そして、最後の締めは体育祭恒例の部対抗リレー。運動部はユニフォームで本格的に、文科部は走りを競うというより、楽器を演奏しながらや、茶道部は着物で、漫研はコスプレでと特色を出し、イベント化して盛り上がるプログラムだ。
男女別でチームを組むのだが、仙道は今回は第一走者。バスケ部メンバーで集まっていると、後ろにいたバレー部の先輩たちの話し声が耳に入ってきた。

「あの子、超かわいくない?」
「あの初々しさは1年じゃね」
「やっぱあのスコート姿、いいよなー」

その視線の先を追うと、玲だった。テニス部はもちろん公式の襟付きTシャツにスコートの王道テニスルック。胸に陵南カラーのブルーで、学校名とマークが描かれていた。
女子に続いて男子の部。さすがに部対抗になると、意地でも負けられないのか、陸上部が男女揃ってトップとなり、部員たちはほっと胸をなでおろしているようだ。

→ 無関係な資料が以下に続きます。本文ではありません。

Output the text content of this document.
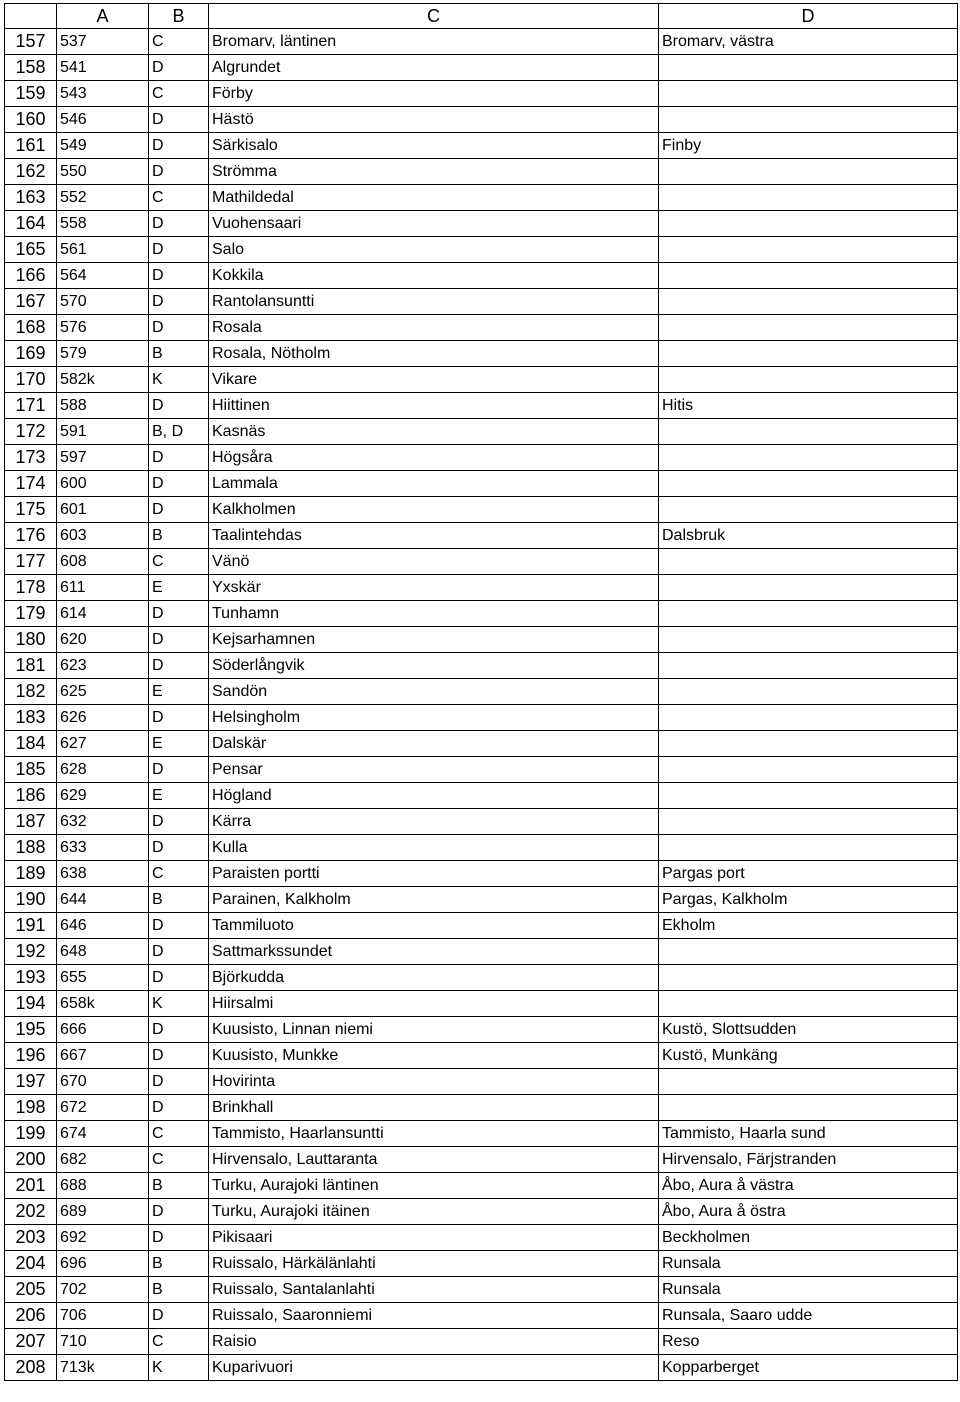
	A	B	C	D
157	537	C	Bromarv, läntinen	Bromarv, västra
158	541	D	Algrundet	
159	543	C	Förby	
160	546	D	Hästö	
161	549	D	Särkisalo	Finby
162	550	D	Strömma	
163	552	C	Mathildedal	
164	558	D	Vuohensaari	
165	561	D	Salo	
166	564	D	Kokkila	
167	570	D	Rantolansuntti	
168	576	D	Rosala	
169	579	B	Rosala, Nötholm	
170	582k	K	Vikare	
171	588	D	Hiittinen	Hitis
172	591	B, D	Kasnäs	
173	597	D	Högsåra	
174	600	D	Lammala	
175	601	D	Kalkholmen	
176	603	B	Taalintehdas	Dalsbruk
177	608	C	Vänö	
178	611	E	Yxskär	
179	614	D	Tunhamn	
180	620	D	Kejsarhamnen	
181	623	D	Söderlångvik	
182	625	E	Sandön	
183	626	D	Helsingholm	
184	627	E	Dalskär	
185	628	D	Pensar	
186	629	E	Högland	
187	632	D	Kärra	
188	633	D	Kulla	
189	638	C	Paraisten portti	Pargas port
190	644	B	Parainen, Kalkholm	Pargas, Kalkholm
191	646	D	Tammiluoto	Ekholm
192	648	D	Sattmarkssundet	
193	655	D	Björkudda	
194	658k	K	Hiirsalmi	
195	666	D	Kuusisto, Linnan niemi	Kustö, Slottsudden
196	667	D	Kuusisto, Munkke	Kustö, Munkäng
197	670	D	Hovirinta	
198	672	D	Brinkhall	
199	674	C	Tammisto, Haarlansuntti	Tammisto, Haarla sund
200	682	C	Hirvensalo, Lauttaranta	Hirvensalo, Färjstranden
201	688	B	Turku, Aurajoki läntinen	Åbo, Aura å västra
202	689	D	Turku, Aurajoki itäinen	Åbo, Aura å östra
203	692	D	Pikisaari	Beckholmen
204	696	B	Ruissalo, Härkälänlahti	Runsala
205	702	B	Ruissalo, Santalanlahti	Runsala
206	706	D	Ruissalo, Saaronniemi	Runsala, Saaro udde
207	710	C	Raisio	Reso
208	713k	K	Kuparivuori	Kopparberget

「センドー」と声をかけられて、座ったまま振り仰ぐと、玲がニコニコしながら覗き込んできた。

「バスケ部、3位だよね?」
「ん」と答えると、玲は嬉しそう「勝ったあー!女子テニス2位」と右手でVサインを見せた。
腰に手をあてて「ま、今日のところはイーブンかな」と素直に笑顔を見せる姿を下から眺めて、思わず「かわいいな」と仙道は口走りそうになる。

「玲ちゃん、これ短いね」

座っているとちょうど目の前の高さになるスコートを指さすと、あきらかに玲は赤くなった。

「あえて指摘しないで! 恥ずかしいんだから」
「そのわりにずいぶん立派に仁王立ちしてるけど?」
「……」




それから数日後。夏の予選を目前にして、どの部も気合いがみなぎるこの時期。バスケ部が外周をランニングしていると、通りかかった玲がニヤっと笑い「仙道、マジメに走れ!」と言って、越野には「コッシーがんばれー!」と声かけた。
いつもの3周を終え、水飲み場へ駆け込んだ。

「玲ちゃん、仙道くんって呼んでたよな?」
「ん、何かこの間から敵視されてるよーな」
「あのリレーか? すっげえ悔しがってたもんな」

福田も、オレも悔しいとボソッと言う。実は彼も2組代表でリレーに出ていたのだ。

「仙道にライバル意識か。さすが玲ちゃん、強気だなあ。小夜子も言ってたよ、玲ちゃんは見た目と違って熱い女だって」
「へえ、意外」と仙道はチラッとテニスコートの方に視線を走らせた。


「体育祭の芹沢さんのスコート姿がすっげえかわいかったって、上の学年でも話題になってるらしいね」と植草が思い出したように言うと、越野が大きく頷いた。
「今週になってから、時々2,3年が教室に見に来るぜ」

またもや頓着なく感心している様子の仙道に、不快感あらわに越野の罵声が飛んだ。